The emergence of dynamic ownership

Reddit’s CEO, Yishan Wong (formerly of Facebook) is doing the right thing. He’s planning to make Reddit’s users into owners, depending on their contribution to the site. There’s a way to create a form of liquid ownership that doesn’t require Wall Street. This new method is based on the bitcoin blockchain. That technology makes it possible to issue ownership to contributors in a decentralized and trusted way. The combination of blockchain stock, Yishan’s example, and the experience of participants will set in motion a wave of change in Silicon Valley. The message is: if you want to build an online company, you better find a way to make your customers/contributors owners.*

Excerpted from John Robb:

“Yesterday I wrote about how Reddit’s CEO, Yishan Wong, is planning to issue ownership in Reddit to the users of its site.

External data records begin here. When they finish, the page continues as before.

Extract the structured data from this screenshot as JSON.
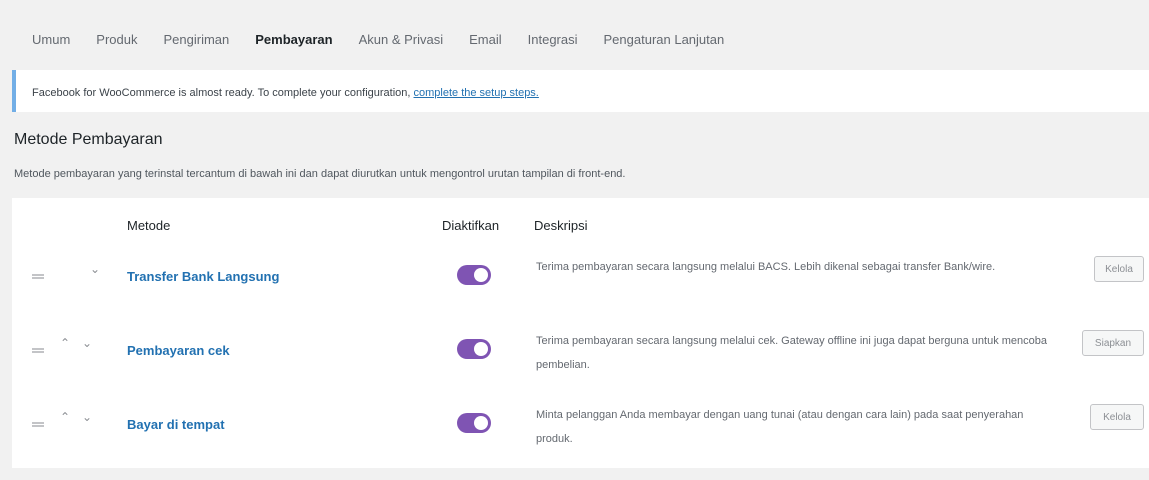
{
  "tabs": [
    "Umum",
    "Produk",
    "Pengiriman",
    "Pembayaran",
    "Akun & Privasi",
    "Email",
    "Integrasi",
    "Pengaturan Lanjutan"
  ],
  "active_tab": "Pembayaran",
  "notice": {
    "text": "Facebook for WooCommerce is almost ready. To complete your configuration,",
    "link": "complete the setup steps."
  },
  "section": {
    "title": "Metode Pembayaran",
    "description": "Metode pembayaran yang terinstal tercantum di bawah ini dan dapat diurutkan untuk mengontrol urutan tampilan di front-end."
  },
  "table": {
    "headers": {
      "method": "Metode",
      "enabled": "Diaktifkan",
      "description": "Deskripsi"
    },
    "rows": [
      {
        "name": "Transfer Bank Langsung",
        "enabled": true,
        "description": "Terima pembayaran secara langsung melalui BACS. Lebih dikenal sebagai transfer Bank/wire.",
        "action": "Kelola"
      },
      {
        "name": "Pembayaran cek",
        "enabled": true,
        "description": "Terima pembayaran secara langsung melalui cek. Gateway offline ini juga dapat berguna untuk mencoba pembelian.",
        "action": "Siapkan"
      },
      {
        "name": "Bayar di tempat",
        "enabled": true,
        "description": "Minta pelanggan Anda membayar dengan uang tunai (atau dengan cara lain) pada saat penyerahan produk.",
        "action": "Kelola"
      }
    ]
  },
  "colors": {
    "toggle_on": "#7f54b3",
    "link": "#2271b1",
    "notice_border": "#72aee6"
  }
}
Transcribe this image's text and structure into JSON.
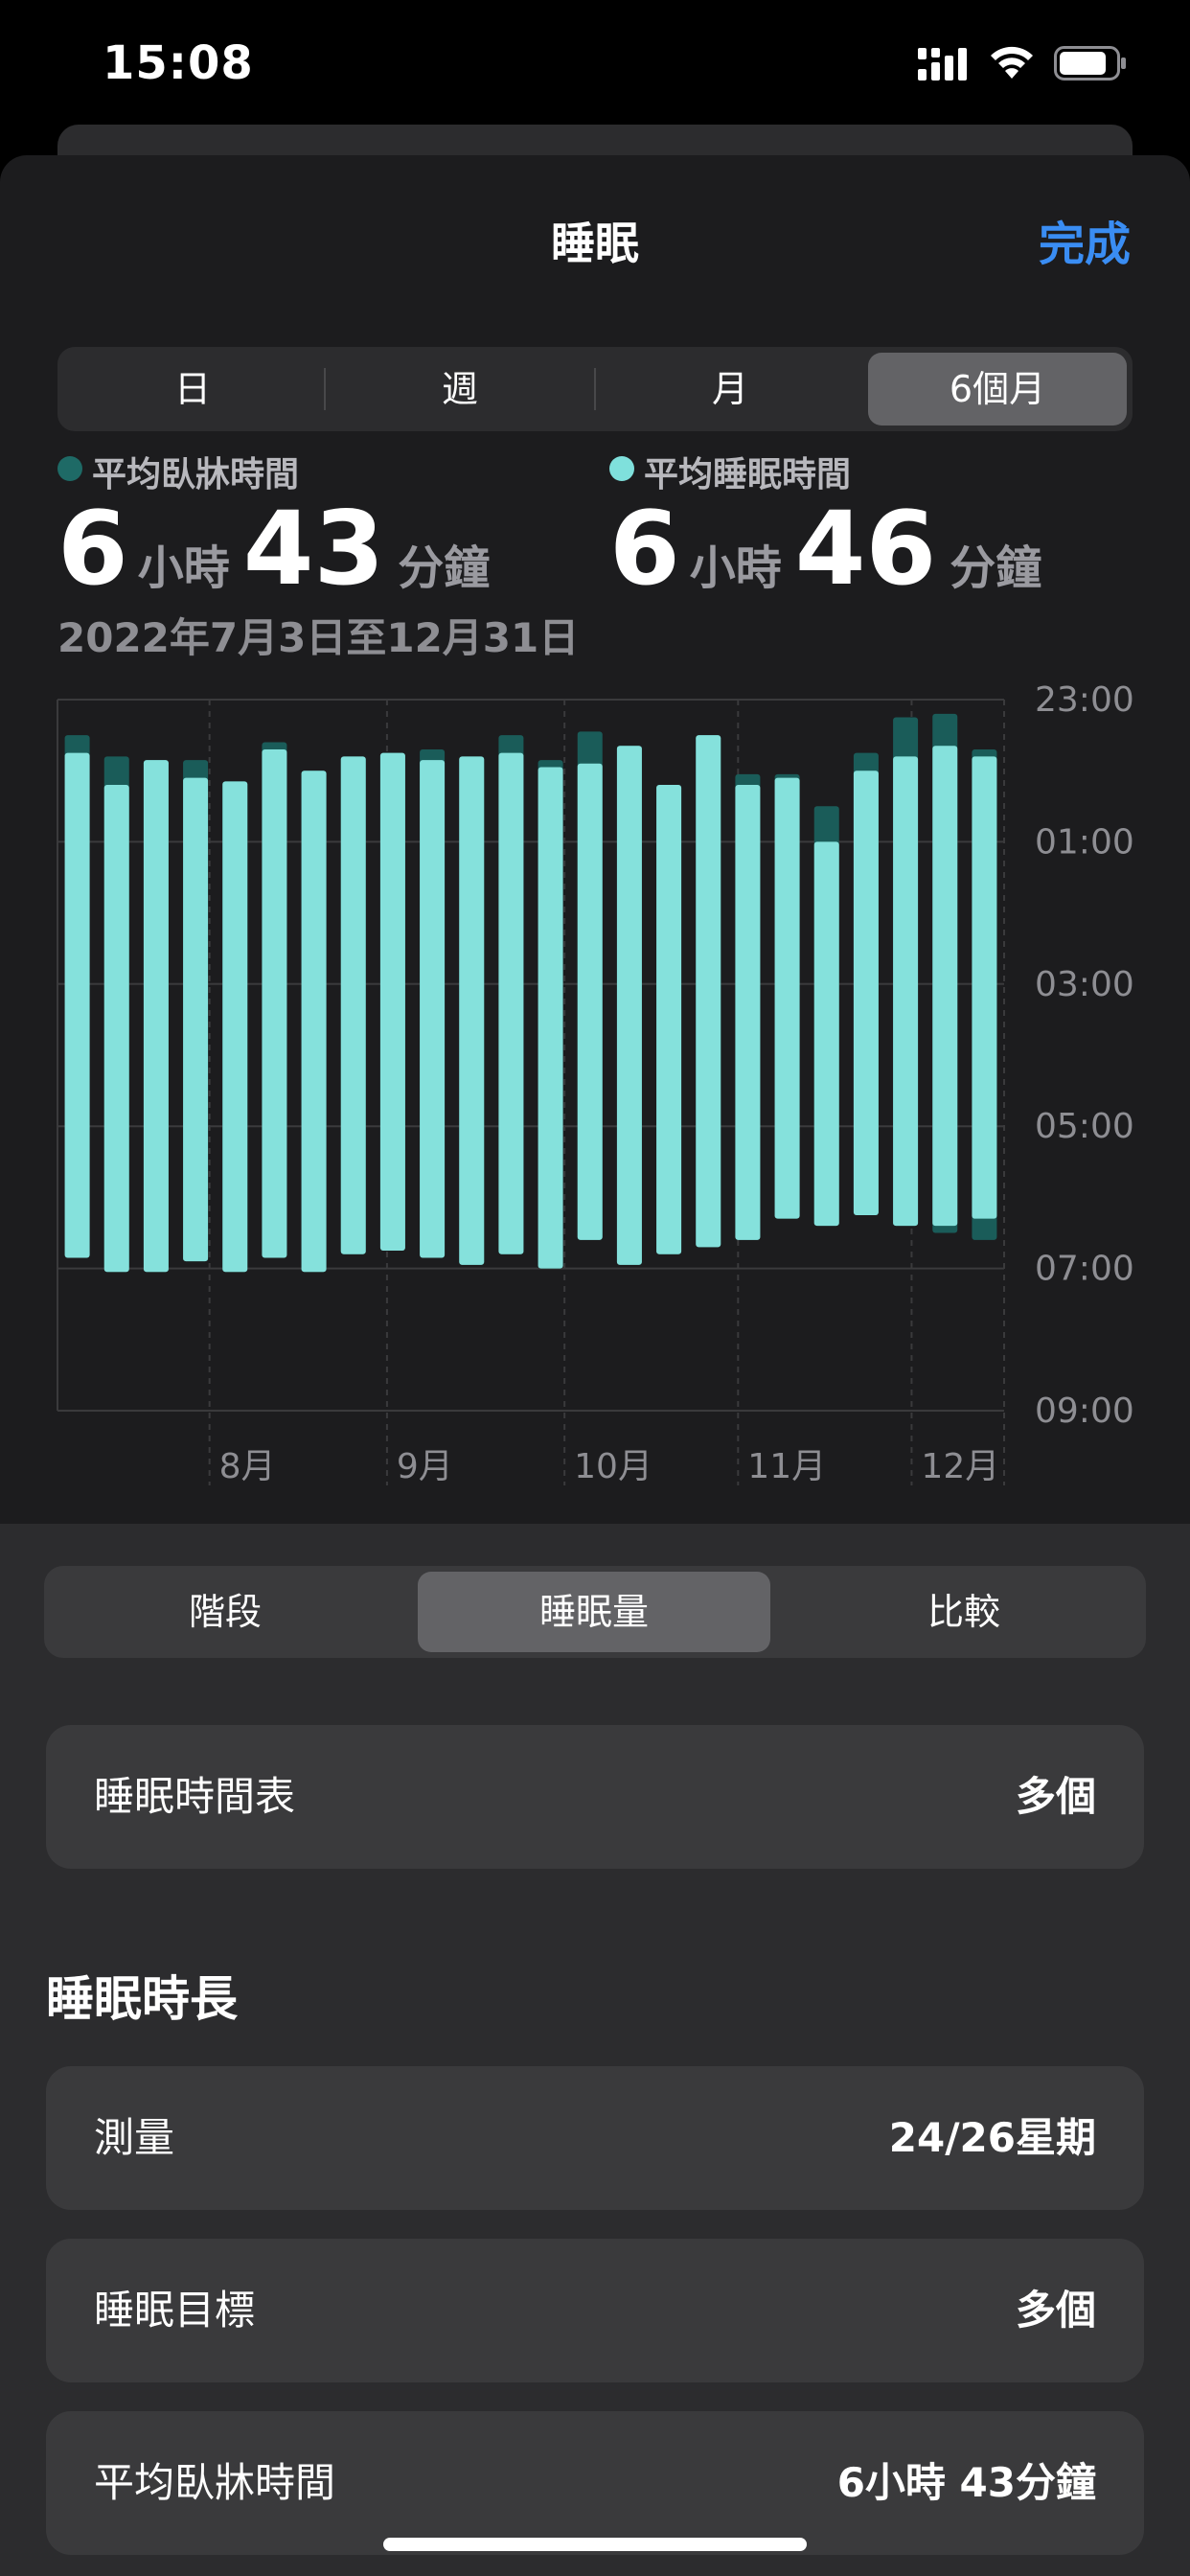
{
  "status": {
    "time": "15:08"
  },
  "header": {
    "title": "睡眠",
    "done_label": "完成"
  },
  "range_tabs": [
    {
      "label": "日",
      "selected": false
    },
    {
      "label": "週",
      "selected": false
    },
    {
      "label": "月",
      "selected": false
    },
    {
      "label": "6個月",
      "selected": true
    }
  ],
  "summary": {
    "in_bed": {
      "label": "平均臥牀時間",
      "hours": "6",
      "hours_unit": "小時",
      "minutes": "43",
      "minutes_unit": "分鐘",
      "color": "#1e6a66"
    },
    "asleep": {
      "label": "平均睡眠時間",
      "hours": "6",
      "hours_unit": "小時",
      "minutes": "46",
      "minutes_unit": "分鐘",
      "color": "#7fe0dc"
    },
    "date_range": "2022年7月3日至12月31日"
  },
  "chart_data": {
    "type": "bar",
    "y_ticks": [
      "23:00",
      "01:00",
      "03:00",
      "05:00",
      "07:00",
      "09:00"
    ],
    "x_ticks": [
      "8月",
      "9月",
      "10月",
      "11月",
      "12月"
    ],
    "x_tick_positions": [
      4,
      8.5,
      13,
      17.4,
      21.8
    ],
    "ylim_hours": [
      23,
      33
    ],
    "inbed_color": "#1a5c59",
    "asleep_color": "#85e1dc",
    "weeks": [
      {
        "inbed": [
          23.5,
          30.85
        ],
        "asleep": [
          23.75,
          30.85
        ]
      },
      {
        "inbed": [
          23.8,
          31.05
        ],
        "asleep": [
          24.2,
          31.05
        ]
      },
      {
        "inbed": [
          23.85,
          31.05
        ],
        "asleep": [
          23.85,
          31.05
        ]
      },
      {
        "inbed": [
          23.85,
          30.9
        ],
        "asleep": [
          24.1,
          30.9
        ]
      },
      {
        "inbed": [
          24.15,
          31.05
        ],
        "asleep": [
          24.15,
          31.05
        ]
      },
      {
        "inbed": [
          23.6,
          30.85
        ],
        "asleep": [
          23.7,
          30.85
        ]
      },
      {
        "inbed": [
          24.0,
          31.05
        ],
        "asleep": [
          24.0,
          31.05
        ]
      },
      {
        "inbed": [
          23.8,
          30.8
        ],
        "asleep": [
          23.8,
          30.8
        ]
      },
      {
        "inbed": [
          23.75,
          30.75
        ],
        "asleep": [
          23.75,
          30.75
        ]
      },
      {
        "inbed": [
          23.7,
          30.85
        ],
        "asleep": [
          23.85,
          30.85
        ]
      },
      {
        "inbed": [
          23.8,
          30.95
        ],
        "asleep": [
          23.8,
          30.95
        ]
      },
      {
        "inbed": [
          23.5,
          30.8
        ],
        "asleep": [
          23.75,
          30.8
        ]
      },
      {
        "inbed": [
          23.85,
          31.0
        ],
        "asleep": [
          23.95,
          31.0
        ]
      },
      {
        "inbed": [
          23.45,
          30.6
        ],
        "asleep": [
          23.9,
          30.6
        ]
      },
      {
        "inbed": [
          23.65,
          30.95
        ],
        "asleep": [
          23.65,
          30.95
        ]
      },
      {
        "inbed": [
          24.2,
          30.8
        ],
        "asleep": [
          24.2,
          30.8
        ]
      },
      {
        "inbed": [
          23.5,
          30.7
        ],
        "asleep": [
          23.5,
          30.7
        ]
      },
      {
        "inbed": [
          24.05,
          30.6
        ],
        "asleep": [
          24.2,
          30.6
        ]
      },
      {
        "inbed": [
          24.05,
          30.3
        ],
        "asleep": [
          24.1,
          30.3
        ]
      },
      {
        "inbed": [
          24.5,
          30.4
        ],
        "asleep": [
          25.0,
          30.4
        ]
      },
      {
        "inbed": [
          23.75,
          30.25
        ],
        "asleep": [
          24.0,
          30.25
        ]
      },
      {
        "inbed": [
          23.25,
          30.4
        ],
        "asleep": [
          23.8,
          30.4
        ]
      },
      {
        "inbed": [
          23.2,
          30.5
        ],
        "asleep": [
          23.65,
          30.4
        ]
      },
      {
        "inbed": [
          23.7,
          30.6
        ],
        "asleep": [
          23.8,
          30.3
        ]
      }
    ]
  },
  "view_tabs": [
    {
      "label": "階段",
      "selected": false
    },
    {
      "label": "睡眠量",
      "selected": true
    },
    {
      "label": "比較",
      "selected": false
    }
  ],
  "schedule_row": {
    "label": "睡眠時間表",
    "value": "多個"
  },
  "section_title": "睡眠時長",
  "rows": [
    {
      "label": "測量",
      "value": "24/26星期"
    },
    {
      "label": "睡眠目標",
      "value": "多個"
    },
    {
      "label": "平均臥牀時間",
      "value": "6小時 43分鐘"
    }
  ]
}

It’s a bold move that has a level fairness and integrity we don’t expect from business leaders anymore.

It’s fair because these users are the same people that put the time and effort into making Reddit a great site to visit, and they’ve been doing it for years.

So, why is this going to change everything? It’s the start of something called dynamic ownership.

It’s going to end the free ride Internet companies have had for the last two decades. Companies that are exceedingly profitable because they don’t pay the people that do the work they make money selling.

Once people learn to expect ownership for the work they do online, few will spend time on sites that don’t award it.

Here’s an example.

Let’s say I start a challenger to Yelp. My goal is to build a site that has higher quality reviews, written by verified customers. It’s a win win.

Normally, Yelp would be hard to unseat. They have lots of existing content and people are used to using them. However, they don’t reward reviewers/users with ownership. I do.

So, I start by crowdfunding the venture.

How? I build a prototype site and demo it on Kickstarter (or some site like it).

I then offer the initial group two million shares at a dollar a share, using a loophole in the law that avoids triggering a public offering. Ownership is awarded to this group in the form of a corporate coin like bitcoin.

When I launch the site, reviewers and site users earn ownership (coin) as they contribute to the site drawing from a different pool of stock that uses the same loophole.

Soon, millions of reviews are up and the site is humming. Yelp’s traffic plummets as my revenue shoots to the moon (and given that the system is built in “the cloud” and the ads are run through third parties, the costs of the system are nearly zilch relative to revenue).

It’s not long before the people working on sites like this are able to earn a living from the money they earn this way.

When this happens, we’ll know that this new economy has found a way beyond the silly commercial malware and billionaires in hoodies it produces today.”